同い年のミュージシャンですが、ベーシストとしてキャリアもあるし、すごくリスペクトしていて慣れ慣れしくはできないので(笑)、勉強もさせてもらいました。こうして生で楽器を録ると、その人によって楽曲の色が変わってくる。それがソロの良いところだなと最近思えてきたんです。ひとつのバンドでずっと同じ音が鳴らせることへの憧れはあったんですけど、いろんな人に携わってもらえることの化学反応が、めちゃめちゃ面白いなって思うので。今回はそれをさらに感じましたね。ずっと聴いてきたおふたりだからこそ、私の曲だとこうなるんだなっていうのが新鮮で面白かったです。

-ふたりには、こういうプレイにしてほしいというオーダーもしたんですか?

逆に具体的な注文はそんなにしなかったんです。おふたりは、私がどうしたいかっていうところに沿ってくれるんですけど、私はふたりを信頼しているからそれこそ"君には君にだけの特別な色で!"と注文しました(笑)。かしこまらずに――それこそ佐孝さんは他の方の作品でプレイするのは初めてだとおっしゃっていたので、"らしくやってください"とお願いしました。

-ふたりが参加しているもう1曲のTrack.3「Goodbye,I love you」はさらにふたりの色が濃いですもんね。

暴れてくれました。すごくロックな感じで、これもライヴが楽しみな1曲になりましたね。


本音を言えるのは、歌詞や音楽の中だけ


-歌詞の内容はセンチメンタルですが、サウンドは思い切り爆発している(笑)。これは、"ならでは"だなと思いました。

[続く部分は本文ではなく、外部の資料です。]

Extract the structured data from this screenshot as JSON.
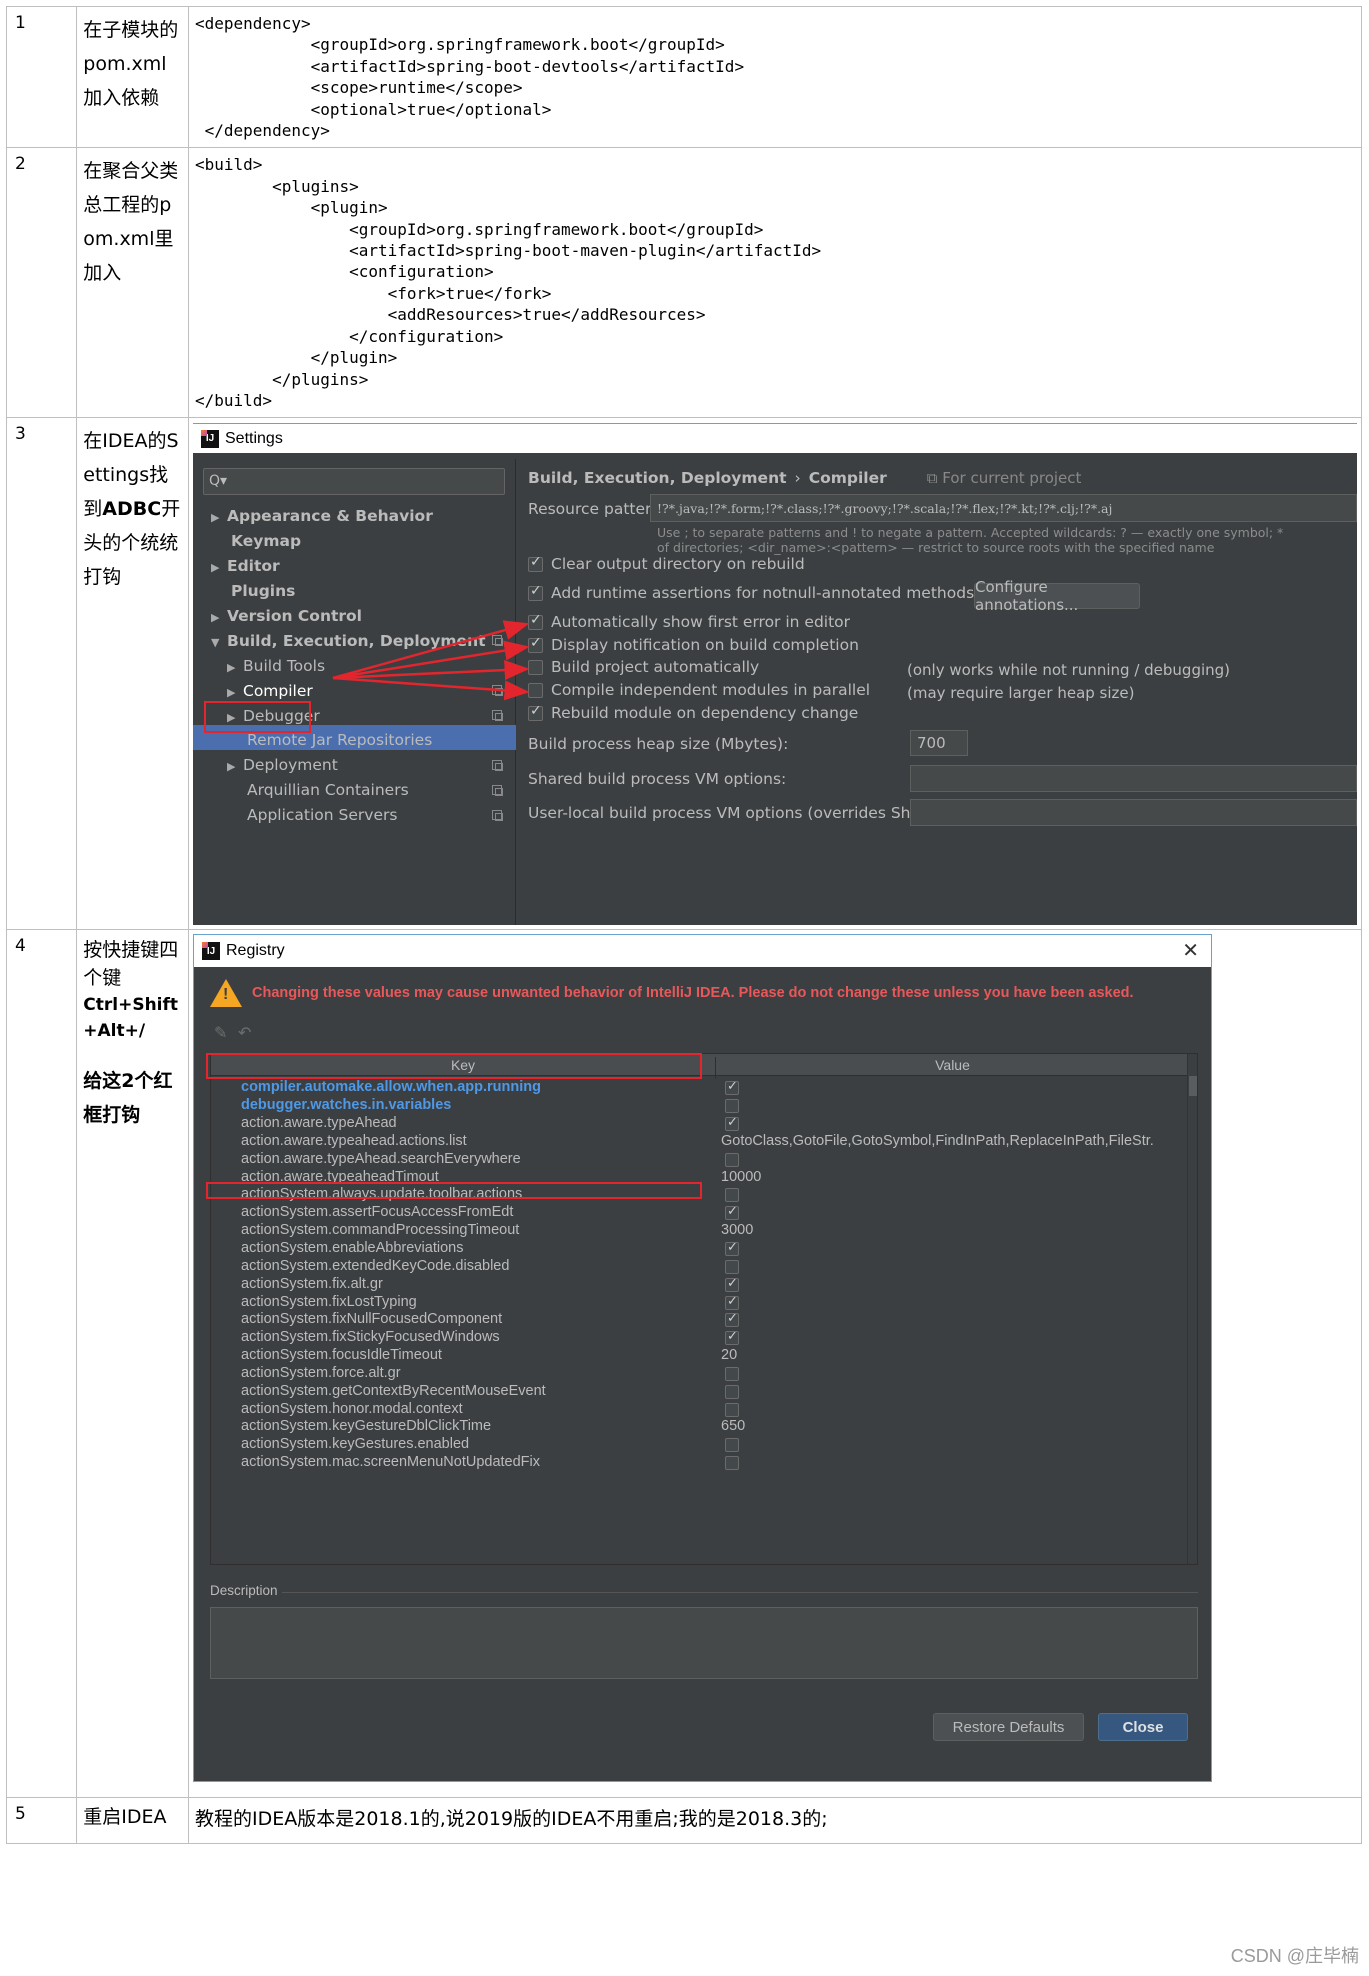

そうですね。私の曲って明るい曲調であればあるほど、歌詞は暗いなっていうのが多くて(笑)。暗い歌を、暗い曲調で歌いたくないんです。別にこの曲も暗いわけではなくて、一周回って前向きな曲なんですけど。私は過去と向き合うことが多くて、一歩が踏み出せなかったり、身動きがとれなくなってしまったりすることがすごく多いタイプなんです。でもこうして、音楽ひとつで頑張ってみようかなって思うことがたくさんあってここまできたので、私の曲でもそういうことができたらいいなと思って。"Goodbye,I love you"というタイトルも――こういうタイトルをつけるタイプじゃないんですけど(笑)、これをつけられるくらいの気持ちまで持っていけたというか。

-それで、曲がまたいいエンジンとなって疾走感溢れる強さも出ている。

この曲はすごくライヴを意識した曲でもあるので。サビの"bye bye"も、みんなでやれば怖くないじゃないですか(笑)。みんなで過去を清算しようっていう。

-自分の鬱屈した思いや溜め込んでしまった思いは、音楽で晴らす、昇華することが多いんですか?

今はきっと、SNSでそういう思いを言える人もいると思うんですけど。私はSNSで自分の思いはあまり吐露できないタイプなので(笑)。だから音楽をやっているのかなって思うんです。歌詞とか音楽の中だけなんですよね、本音が言えるのって。